我不敢开灯,只开了桌角一盏小台灯,昏黄的光把房间照得半明半暗。
我一页一页翻下去。
原来是这样。
难怪梁校长急着结案,急着压舆论,急着把陶缅推出来顶罪。他不是怕查不出真相,是怕真相被挖得太深。
翟步云把账本藏得连他都不知道。
可翟步云用账本制衡他……那梁校长手里,是不是也攥着什么?
窗外的月光冷冷地照进来,落在那叠破败发黄的文件上。
我抱着这堆纸,一夜没睡。
第10章证词
天刚蒙蒙亮,我几乎是睁着眼睛熬到闹钟响起。
我不敢多耽搁,草草洗漱完,把账本塞进最贴身的包里,扣好外套拉链,反复确认了三遍门窗锁死,才敢下楼。
清晨的风带着凉意扑在脸上,我刚踏出单元门,脚步猛地一顿。
一辆不起眼的黑色轿车静静停在树下,驾驶座车窗降下,露出一张线条冷硬、没什么表情的脸。
他好像一直都是这样,冷峻,寡言,一张让人不敢随便搭话的脸。
他推开车门下来,只穿了件深色夹克,身姿挺拔,往那一站,自带一股生人勿近的压迫感。
“金警官?你怎么在这儿?”
“等你。”金枪野言简意赅,下巴朝副驾抬了抬,“今天去马戈,顺路。”
我拉开车门坐进去,车内一股淡淡的烟草与清晨寒气混在一起的味道。刚关上车门,他就侧过头看了我一眼。

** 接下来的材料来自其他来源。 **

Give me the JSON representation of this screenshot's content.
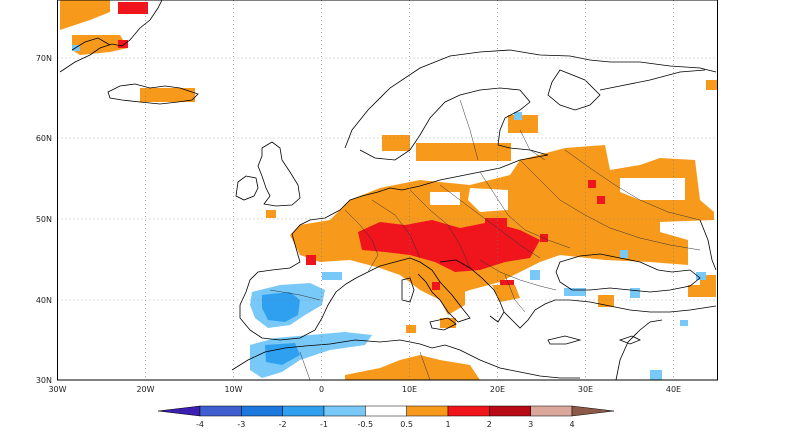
{
  "map": {
    "lat_labels": [
      "70N",
      "60N",
      "50N",
      "40N",
      "30N"
    ],
    "lon_labels": [
      "30W",
      "20W",
      "10W",
      "0",
      "10E",
      "20E",
      "30E",
      "40E"
    ]
  },
  "legend": {
    "labels": [
      "-4",
      "-3",
      "-2",
      "-1",
      "-0.5",
      "0.5",
      "1",
      "2",
      "3",
      "4"
    ],
    "colors": [
      "#3a1fb0",
      "#3f5fd1",
      "#1c78dc",
      "#2fa0f0",
      "#78c8f8",
      "#ffffff",
      "#f79a1c",
      "#f0141c",
      "#b80a16",
      "#d9a89a",
      "#8c5a46"
    ]
  }
}
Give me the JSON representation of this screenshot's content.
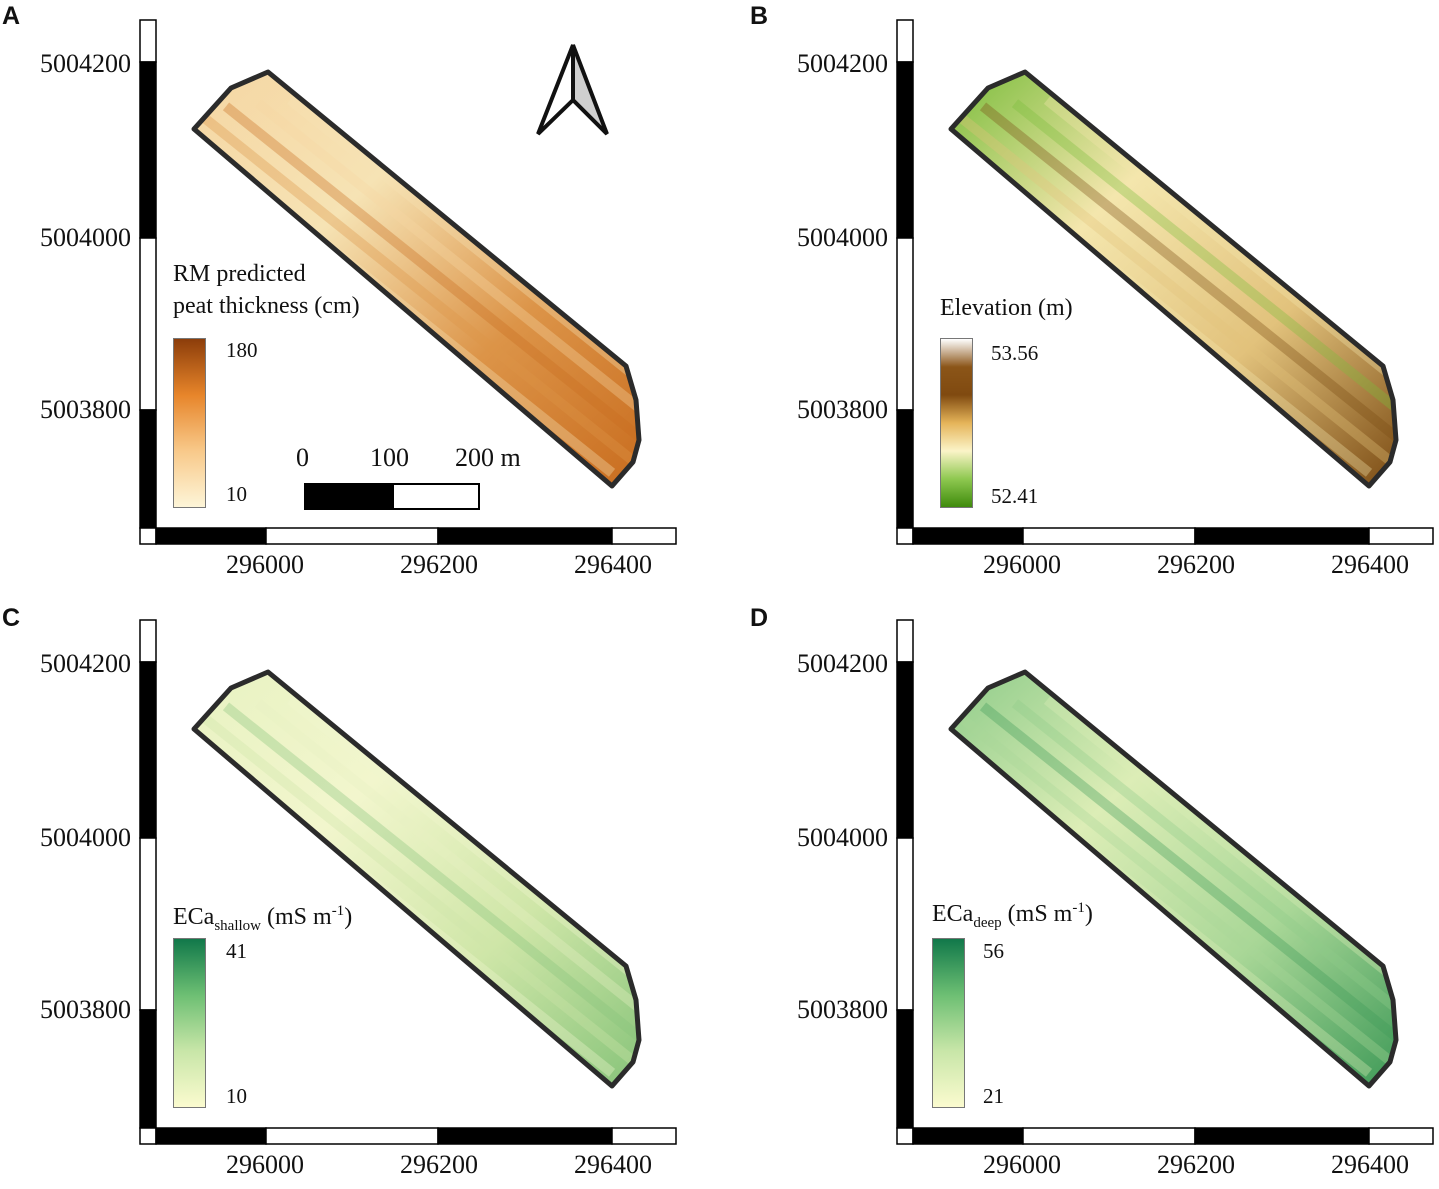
{
  "figure": {
    "y_ticks": [
      "5004200",
      "5004000",
      "5003800"
    ],
    "x_ticks": [
      "296000",
      "296200",
      "296400"
    ],
    "frame_stripes_y": [
      "#ffffff",
      "#000000",
      "#ffffff",
      "#000000"
    ],
    "frame_stripes_x": [
      "#ffffff",
      "#000000",
      "#ffffff",
      "#000000",
      "#ffffff"
    ],
    "outline_color": "#2b2b2b"
  },
  "panels": [
    {
      "label": "A",
      "legend_title_line1": "RM predicted",
      "legend_title_line2": "peat thickness (cm)",
      "legend_max": "180",
      "legend_min": "10",
      "ramp": [
        "#8c3d0a",
        "#e7852a",
        "#f8c98a",
        "#fdf5d8"
      ],
      "field_fill": [
        "#f5d6a3",
        "#f6e3b4",
        "#dc9448",
        "#c96d1f"
      ],
      "north_arrow": true,
      "scale_bar": {
        "labels": [
          "0",
          "100",
          "200 m"
        ]
      }
    },
    {
      "label": "B",
      "legend_title_line1": "Elevation (m)",
      "legend_title_line2": "",
      "legend_max": "53.56",
      "legend_min": "52.41",
      "ramp": [
        "#ffffff",
        "#8b5518",
        "#804a10",
        "#e5b459",
        "#fbf4c8",
        "#8ec850",
        "#3f8b0c"
      ],
      "field_fill": [
        "#7bbd3c",
        "#f4e6ad",
        "#e2c27c",
        "#7c4c14"
      ]
    },
    {
      "label": "C",
      "legend_title_html": "ECa<sub>shallow</sub> (mS m<sup>-1</sup>)",
      "legend_title_text": "ECashallow (mS m-1)",
      "legend_max": "41",
      "legend_min": "10",
      "ramp": [
        "#11784a",
        "#6dbf73",
        "#c8e6a8",
        "#fbfbcf"
      ],
      "field_fill": [
        "#e8f2c2",
        "#f2f6cd",
        "#cfe6a8",
        "#88c47a"
      ]
    },
    {
      "label": "D",
      "legend_title_html": "ECa<sub>deep</sub> (mS m<sup>-1</sup>)",
      "legend_title_text": "ECadeep (mS m-1)",
      "legend_max": "56",
      "legend_min": "21",
      "ramp": [
        "#11784a",
        "#6dbf73",
        "#c8e6a8",
        "#fbfbcf"
      ],
      "field_fill": [
        "#8fcc8a",
        "#dcedb6",
        "#a9d797",
        "#3f9a58"
      ]
    }
  ]
}
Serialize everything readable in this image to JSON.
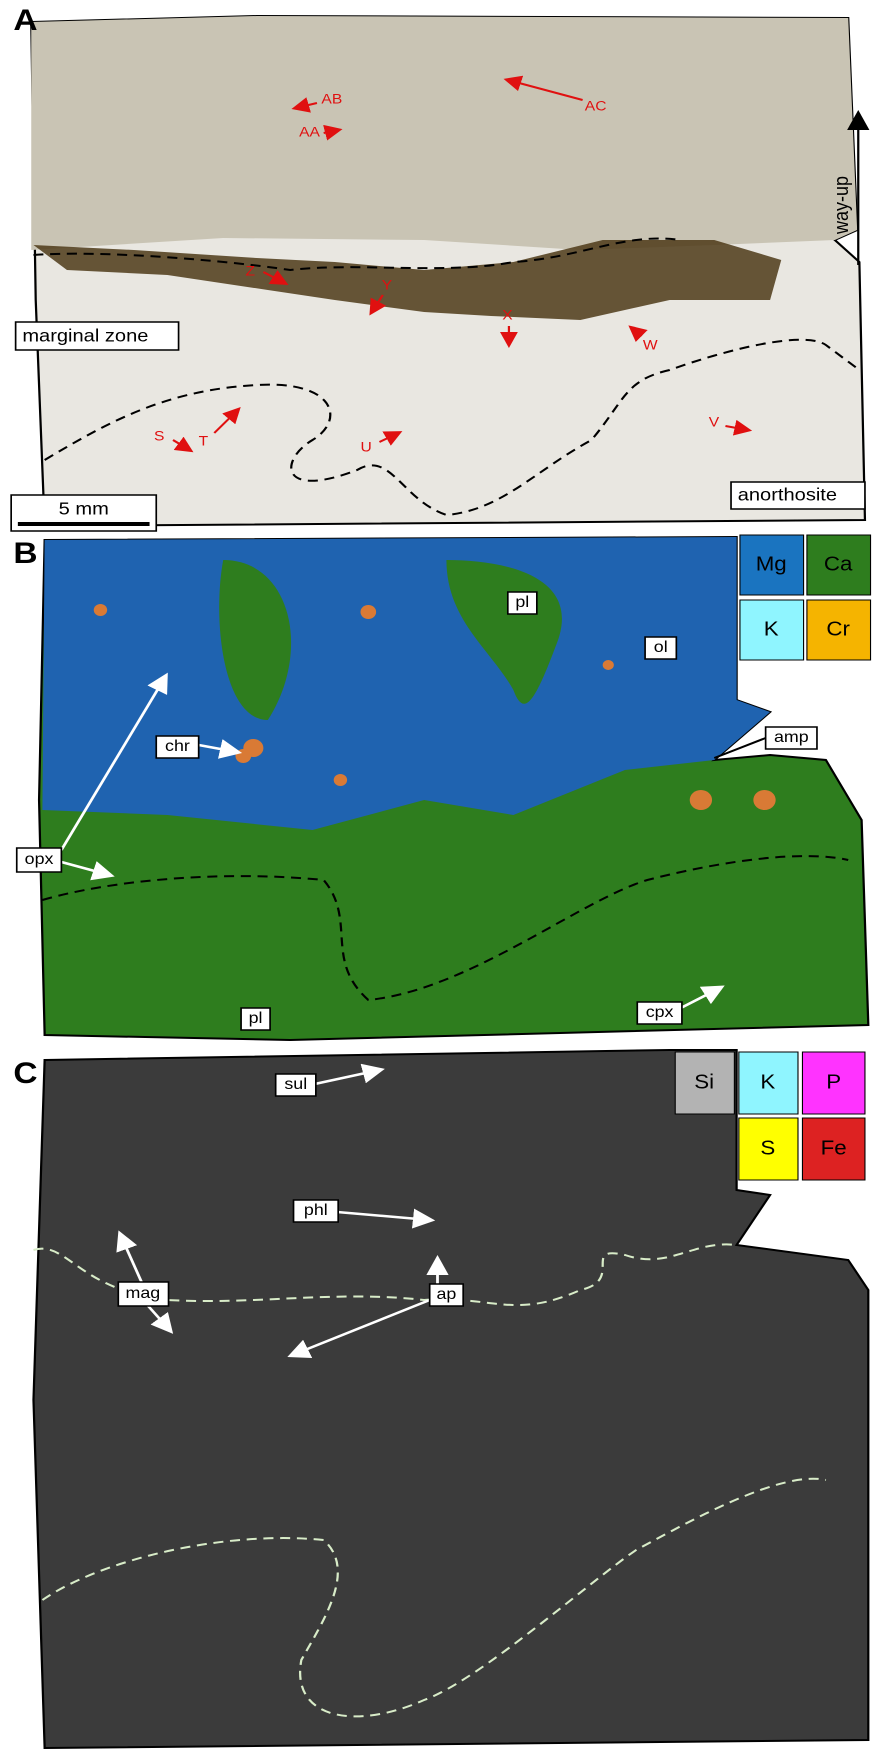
{
  "panels": [
    {
      "label": "A",
      "annotations": [
        "AB",
        "AA",
        "AC",
        "Z",
        "Y",
        "X",
        "W",
        "V",
        "S",
        "T",
        "U"
      ],
      "zones": [
        "marginal zone",
        "anorthosite"
      ],
      "direction": "way-up",
      "scale_bar": "5 mm"
    },
    {
      "label": "B",
      "legend": [
        {
          "text": "Mg",
          "color": "#1a74c0"
        },
        {
          "text": "Ca",
          "color": "#2e7d1e"
        },
        {
          "text": "K",
          "color": "#8ff5ff"
        },
        {
          "text": "Cr",
          "color": "#f5b400"
        }
      ],
      "annotations": [
        "pl",
        "ol",
        "amp",
        "chr",
        "opx",
        "pl",
        "cpx"
      ]
    },
    {
      "label": "C",
      "legend": [
        {
          "text": "Si",
          "color": "#b3b3b3"
        },
        {
          "text": "K",
          "color": "#8ff5ff"
        },
        {
          "text": "P",
          "color": "#ff33ff"
        },
        {
          "text": "S",
          "color": "#ffff00"
        },
        {
          "text": "Fe",
          "color": "#dd2222"
        }
      ],
      "annotations": [
        "sul",
        "phl",
        "mag",
        "ap"
      ]
    }
  ]
}
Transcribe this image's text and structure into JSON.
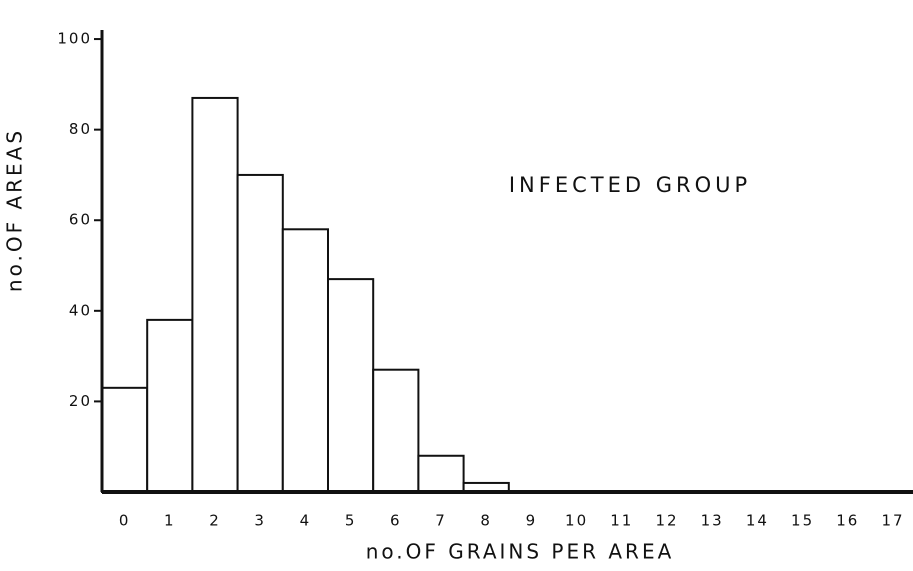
{
  "chart_data": {
    "type": "bar",
    "title": "INFECTED GROUP",
    "x_label": "no.OF GRAINS PER AREA",
    "y_label": "no.OF AREAS",
    "categories": [
      "0",
      "1",
      "2",
      "3",
      "4",
      "5",
      "6",
      "7",
      "8",
      "9",
      "10",
      "11",
      "12",
      "13",
      "14",
      "15",
      "16",
      "17"
    ],
    "values": [
      23,
      38,
      87,
      70,
      58,
      47,
      27,
      8,
      2,
      0,
      0,
      0,
      0,
      0,
      0,
      0,
      0,
      0
    ],
    "color": "#ffffff",
    "ylim": [
      0,
      102
    ],
    "yticks": [
      20,
      40,
      60,
      80,
      100
    ]
  }
}
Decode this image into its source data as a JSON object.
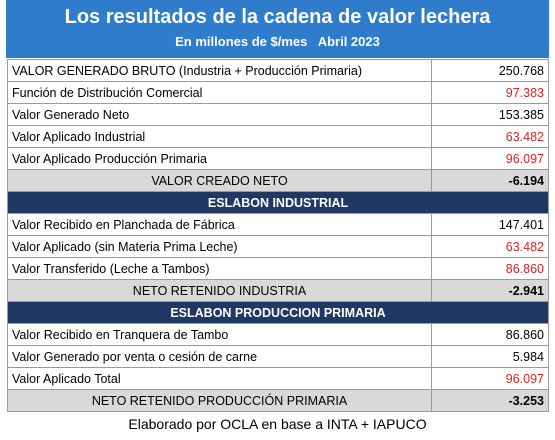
{
  "header": {
    "title": "Los resultados de la cadena de valor lechera",
    "subtitle": "En millones de $/mes   Abril 2023"
  },
  "table": {
    "rows": [
      [
        "VALOR GENERADO BRUTO (Industria + Producción Primaria)",
        "250.768"
      ],
      [
        "Función de Distribución Comercial",
        "97.383"
      ],
      [
        "Valor Generado Neto",
        "153.385"
      ],
      [
        "Valor Aplicado Industrial",
        "63.482"
      ],
      [
        "Valor Aplicado Producción Primaria",
        "96.097"
      ],
      [
        "VALOR CREADO NETO",
        "-6.194"
      ],
      [
        "ESLABON  INDUSTRIAL"
      ],
      [
        "Valor Recibido en Planchada de Fábrica",
        "147.401"
      ],
      [
        "Valor Aplicado (sin Materia Prima Leche)",
        "63.482"
      ],
      [
        "Valor Transferido (Leche a Tambos)",
        "86.860"
      ],
      [
        "NETO RETENIDO INDUSTRIA",
        "-2.941"
      ],
      [
        "ESLABON  PRODUCCION  PRIMARIA"
      ],
      [
        "Valor Recibido en Tranquera de Tambo",
        "86.860"
      ],
      [
        "Valor Generado por venta o cesión de carne",
        "5.984"
      ],
      [
        "Valor Aplicado  Total",
        "96.097"
      ],
      [
        "NETO RETENIDO PRODUCCIÓN PRIMARIA",
        "-3.253"
      ]
    ]
  },
  "footer": "Elaborado por OCLA en base a INTA + IAPUCO"
}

车子平稳驶上马路,路上行人车辆慢慢多了起来,沉默了几分钟,终于开口,“金警官,我有件事要跟你说。”
金枪野目视前方,手指轻敲方向盘:“说。”
我深吸一口气,把昨天放学之后,收拾翟步云工位、撞歪桌子、发现空心墙、从里面掏出一叠账本的全过程,原原本本、一字不落地讲了一遍。
没有添油加醋,也没有刻意隐瞒。
我语速很快,像倒豆子一样把所有恐惧和疑虑全倒出来。
我攥紧了手心,指节发白:“我想不通,翟步云拿着这本账,能制衡梁校长这么多年,那梁校长手里,是不是也攥着翟步云的把柄?不然不可能这么多年相安无事。”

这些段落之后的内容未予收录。